Amid all that bad news, Schmidt insisted that, “all hope is not lost,” because the problems with those devices are mostly the same and, at least from the technical standpoint, “they’re not hard to fix.”
The solution, he said, is to “build security in” – something his former boss, Gary McGraw, CTO of Cigital, has been preaching for more than a decade, and even wrote a book with that title 10 years ago.
That, he said, means making it part of the process from the beginning – the design phase. He noted that there are secure software development practices available, and that sites like GitHub have made peer review simple.
“Be transparent while you’re building, not after you’re on the market,” he said, noting that, “more eyes spot more bugs.”

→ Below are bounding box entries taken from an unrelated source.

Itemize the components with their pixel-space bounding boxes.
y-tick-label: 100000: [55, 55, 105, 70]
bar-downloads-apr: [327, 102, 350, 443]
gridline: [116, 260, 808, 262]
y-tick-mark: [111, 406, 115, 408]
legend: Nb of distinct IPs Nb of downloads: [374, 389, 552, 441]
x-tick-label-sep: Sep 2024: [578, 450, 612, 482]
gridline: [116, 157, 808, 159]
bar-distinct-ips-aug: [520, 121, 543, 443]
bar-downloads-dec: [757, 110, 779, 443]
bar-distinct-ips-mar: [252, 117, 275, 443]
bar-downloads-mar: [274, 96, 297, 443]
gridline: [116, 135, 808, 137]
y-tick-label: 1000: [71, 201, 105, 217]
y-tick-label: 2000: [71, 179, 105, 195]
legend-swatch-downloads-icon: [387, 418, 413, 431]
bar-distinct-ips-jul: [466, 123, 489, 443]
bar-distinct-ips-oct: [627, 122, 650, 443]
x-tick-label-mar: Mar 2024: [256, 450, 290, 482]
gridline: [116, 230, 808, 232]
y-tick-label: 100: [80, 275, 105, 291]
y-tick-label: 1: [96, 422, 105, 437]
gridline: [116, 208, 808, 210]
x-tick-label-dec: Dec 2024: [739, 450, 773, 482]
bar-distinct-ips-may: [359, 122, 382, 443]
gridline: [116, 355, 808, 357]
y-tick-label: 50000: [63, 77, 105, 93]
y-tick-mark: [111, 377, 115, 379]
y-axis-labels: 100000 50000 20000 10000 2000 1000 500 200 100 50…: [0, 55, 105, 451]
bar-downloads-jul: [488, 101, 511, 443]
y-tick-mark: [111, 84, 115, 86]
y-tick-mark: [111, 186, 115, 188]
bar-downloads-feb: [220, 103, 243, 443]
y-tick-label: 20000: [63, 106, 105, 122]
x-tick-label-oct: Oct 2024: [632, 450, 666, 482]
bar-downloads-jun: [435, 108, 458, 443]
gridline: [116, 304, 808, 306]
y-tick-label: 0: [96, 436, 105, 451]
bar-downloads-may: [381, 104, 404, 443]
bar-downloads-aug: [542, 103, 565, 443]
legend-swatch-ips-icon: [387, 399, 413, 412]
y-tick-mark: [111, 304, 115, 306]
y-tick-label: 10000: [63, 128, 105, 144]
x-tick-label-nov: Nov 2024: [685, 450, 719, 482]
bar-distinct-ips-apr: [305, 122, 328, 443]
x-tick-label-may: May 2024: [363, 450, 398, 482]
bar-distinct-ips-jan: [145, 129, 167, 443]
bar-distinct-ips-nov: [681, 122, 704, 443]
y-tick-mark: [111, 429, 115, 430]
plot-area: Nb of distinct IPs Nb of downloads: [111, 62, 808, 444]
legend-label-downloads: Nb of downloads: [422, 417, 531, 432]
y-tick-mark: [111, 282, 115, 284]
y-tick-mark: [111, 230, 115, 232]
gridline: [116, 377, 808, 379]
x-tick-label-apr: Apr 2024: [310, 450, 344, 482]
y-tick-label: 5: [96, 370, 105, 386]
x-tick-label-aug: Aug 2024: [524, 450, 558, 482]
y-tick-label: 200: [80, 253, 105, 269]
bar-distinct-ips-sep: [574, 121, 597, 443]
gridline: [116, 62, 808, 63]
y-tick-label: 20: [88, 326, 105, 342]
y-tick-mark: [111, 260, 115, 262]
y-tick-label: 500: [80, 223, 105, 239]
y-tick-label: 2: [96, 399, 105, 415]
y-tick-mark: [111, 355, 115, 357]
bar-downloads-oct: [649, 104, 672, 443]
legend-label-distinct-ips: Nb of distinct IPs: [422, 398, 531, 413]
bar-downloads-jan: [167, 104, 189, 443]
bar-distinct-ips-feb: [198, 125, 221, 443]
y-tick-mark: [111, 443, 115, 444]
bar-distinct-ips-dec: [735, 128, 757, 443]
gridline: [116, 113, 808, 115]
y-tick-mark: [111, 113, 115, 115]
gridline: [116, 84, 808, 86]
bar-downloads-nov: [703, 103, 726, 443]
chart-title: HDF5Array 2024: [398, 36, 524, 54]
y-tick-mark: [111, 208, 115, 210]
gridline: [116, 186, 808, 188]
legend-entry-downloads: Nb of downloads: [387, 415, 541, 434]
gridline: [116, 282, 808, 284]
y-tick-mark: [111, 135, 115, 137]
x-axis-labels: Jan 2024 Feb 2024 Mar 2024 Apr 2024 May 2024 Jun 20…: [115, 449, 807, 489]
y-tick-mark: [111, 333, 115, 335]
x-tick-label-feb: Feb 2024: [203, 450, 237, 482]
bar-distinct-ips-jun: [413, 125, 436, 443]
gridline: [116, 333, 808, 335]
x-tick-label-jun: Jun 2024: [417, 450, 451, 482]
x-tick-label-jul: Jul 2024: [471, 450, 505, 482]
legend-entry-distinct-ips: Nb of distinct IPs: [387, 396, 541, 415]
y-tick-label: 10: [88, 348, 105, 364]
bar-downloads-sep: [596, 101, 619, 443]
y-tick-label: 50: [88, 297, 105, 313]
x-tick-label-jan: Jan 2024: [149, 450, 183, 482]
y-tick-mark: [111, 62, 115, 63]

Finally, he urged developers to, “hack yourself. Try to break the stuff you created,” before putting it on the market.
The message from Chase and Coley is that management of the risks of such devices requires, “a delicate balance of security, safety and privacy – they overlap.”
“Each can interfere with the other,” Chase said. “You don’t want the AV (antivirus) firing during surgery.”
And, for some patients, the availability of a device can trump the small risk that it could be compromised.
That, they said, has led to efforts to adapt the Common Vulnerability Scoring System (CVSS) to healthcare, by focusing on what the actual impact of a vulnerability is on patient safety, when put in the context of its value to the providers and patients.
The so-called “base score” can exaggerate the risk, they said, while undervaluing a device’s value to patients. They cited examples of a medical staff person being required to confirm the setting of a fusion pump before it is used, which presumably would catch an attempt by an attacker to change it remotely.
They said one effort to bring context to the ranking of risks is to use other frameworks like the Common Weakness Scoring System (CWSS) and the related Common Weakness Risk Assessment Framework (CWRAF).
“The goal is to take the environment into consideration along with the base score,” Coley said. “We don’t want FUD (fear, uncertainty and doubt) to make patients fearful of life-saving therapy.”